Le droit positif

Le droit positif

Rapport du 121e Congrès des notaires de France - Dernière date de mise à jour le 31 janvier 2025
– Une interdiction de principe, pour des effets atténués. – L'union polygamique est interdite aux termes de l'article 147 du Code civil. En dépit de cette interdiction, une telle union est susceptible de produire certains effets en France. La Cour de cassation a retenu que « l'ordre public français ne fait pas obstacle à l'acquisition de droits en France sur le fondement d'une situation créée sans fraude à l'étranger en conformité avec la loi ayant compétence en vertu du droit international privé ». Ceci concerne les mariages valablement conclus à l'étranger et ceux qui ont été conclus sur le territoire français conformément au statut local des époux avant 2010.
– Solution jurisprudentielle actuelle. – La Cour de cassation, dès 1958 dans son célèbre arrêt Chemouni , avait admis qu'un israélite tunisien polygame devenu français puisse se voir réclamer une pension alimentaire par sa seconde épouse sans que l'ordre public français n'en fût troublé. La question a été tranchée en matière successorale dès 1980 par une jurisprudence claire jugeant que l'ordre public ne s'opposait plus aujourd'hui aux droits successoraux de deux épouses d'un étranger polygame dès lors que l'union polygamique avait été contractée régulièrement à l'étranger. La règle a été nuancée par un arrêt du 6 juillet 1988 rejetant cette solution si la première femme était de nationalité française.
– La loi du 24 août 2021. – La récente loi du 24 août 2021 confortant le respect des principes de la République, ayant pour but l'émancipation individuelle contre le repli identitaire, a affirmé le respect des lois et les principes de la République dans tous les milieux exposés à des risques d'emprise séparatiste (services publics, associations, réseaux sociaux et également famille). La question se pose de savoir si la loi, en renforçant en ses articles 25 et suivants le rejet de tout effet juridique de mariages polygamiques des étrangers en France, ne remettra pas en cause ces solutions jurisprudentielles contraires à un ordre public préservant le caractère monogamique du mariage en France.
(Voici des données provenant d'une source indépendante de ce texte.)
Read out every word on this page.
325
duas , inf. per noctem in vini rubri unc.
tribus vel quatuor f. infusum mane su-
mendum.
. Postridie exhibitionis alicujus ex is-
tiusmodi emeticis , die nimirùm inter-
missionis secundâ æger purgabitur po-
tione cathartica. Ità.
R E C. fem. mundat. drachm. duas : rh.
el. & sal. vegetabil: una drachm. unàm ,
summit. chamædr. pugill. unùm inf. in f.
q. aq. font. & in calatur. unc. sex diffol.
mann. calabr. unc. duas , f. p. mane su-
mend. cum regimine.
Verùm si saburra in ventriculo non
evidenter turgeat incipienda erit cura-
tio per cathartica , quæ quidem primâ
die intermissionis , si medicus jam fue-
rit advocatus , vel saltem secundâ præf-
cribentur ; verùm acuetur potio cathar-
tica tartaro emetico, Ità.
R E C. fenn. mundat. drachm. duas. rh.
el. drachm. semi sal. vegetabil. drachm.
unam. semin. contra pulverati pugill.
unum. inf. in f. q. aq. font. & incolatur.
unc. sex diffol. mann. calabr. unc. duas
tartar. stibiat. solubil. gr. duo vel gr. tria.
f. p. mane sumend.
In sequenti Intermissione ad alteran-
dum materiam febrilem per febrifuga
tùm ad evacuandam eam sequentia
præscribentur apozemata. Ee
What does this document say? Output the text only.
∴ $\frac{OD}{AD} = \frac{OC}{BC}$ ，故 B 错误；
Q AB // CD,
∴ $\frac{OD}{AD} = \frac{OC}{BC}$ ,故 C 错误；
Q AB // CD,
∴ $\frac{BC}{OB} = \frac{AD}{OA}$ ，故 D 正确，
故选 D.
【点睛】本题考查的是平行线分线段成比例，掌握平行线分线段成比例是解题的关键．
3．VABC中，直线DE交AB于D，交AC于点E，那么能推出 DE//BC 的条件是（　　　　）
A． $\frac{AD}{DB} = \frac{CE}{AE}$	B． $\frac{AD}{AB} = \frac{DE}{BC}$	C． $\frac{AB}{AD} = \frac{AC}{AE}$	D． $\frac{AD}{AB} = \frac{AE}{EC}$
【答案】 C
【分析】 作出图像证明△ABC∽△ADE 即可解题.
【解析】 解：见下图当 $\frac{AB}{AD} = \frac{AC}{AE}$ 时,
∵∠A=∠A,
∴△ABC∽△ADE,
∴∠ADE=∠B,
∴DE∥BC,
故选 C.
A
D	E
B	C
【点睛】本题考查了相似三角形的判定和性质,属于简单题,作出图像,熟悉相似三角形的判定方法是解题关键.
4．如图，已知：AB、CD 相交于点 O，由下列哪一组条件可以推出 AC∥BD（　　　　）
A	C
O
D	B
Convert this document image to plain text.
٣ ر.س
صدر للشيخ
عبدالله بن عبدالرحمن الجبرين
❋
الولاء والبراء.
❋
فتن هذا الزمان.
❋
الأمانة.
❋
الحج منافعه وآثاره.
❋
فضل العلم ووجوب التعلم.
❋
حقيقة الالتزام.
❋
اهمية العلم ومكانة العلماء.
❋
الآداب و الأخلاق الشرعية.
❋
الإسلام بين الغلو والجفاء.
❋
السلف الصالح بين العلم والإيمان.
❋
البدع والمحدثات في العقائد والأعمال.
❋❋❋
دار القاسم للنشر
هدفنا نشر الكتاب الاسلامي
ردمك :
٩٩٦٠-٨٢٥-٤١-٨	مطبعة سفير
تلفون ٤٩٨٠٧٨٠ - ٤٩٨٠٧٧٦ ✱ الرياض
La vocation successorale du conjoint polygamique n'y est pas abordée expressément. Seule la question de la réversion de retraite y est traitée. Bien que non notariale, la solution est éclairante sur ce qui pourrait être proposé à l'avenir en matière successorale. Le texte a précisé qu'une seule pension de réversion devait être versée et qu'en cas de pluralité de conjoints survivants, c'est celui dont l'union a été célébrée en premier qui en bénéficie. On peut s'étonner que la loi n'ait réglé que l'hypothèse du décès de l'homme et n'ait pas visé celui des épouses, profitant à l'époux qui toucherait plusieurs pensions de réversion.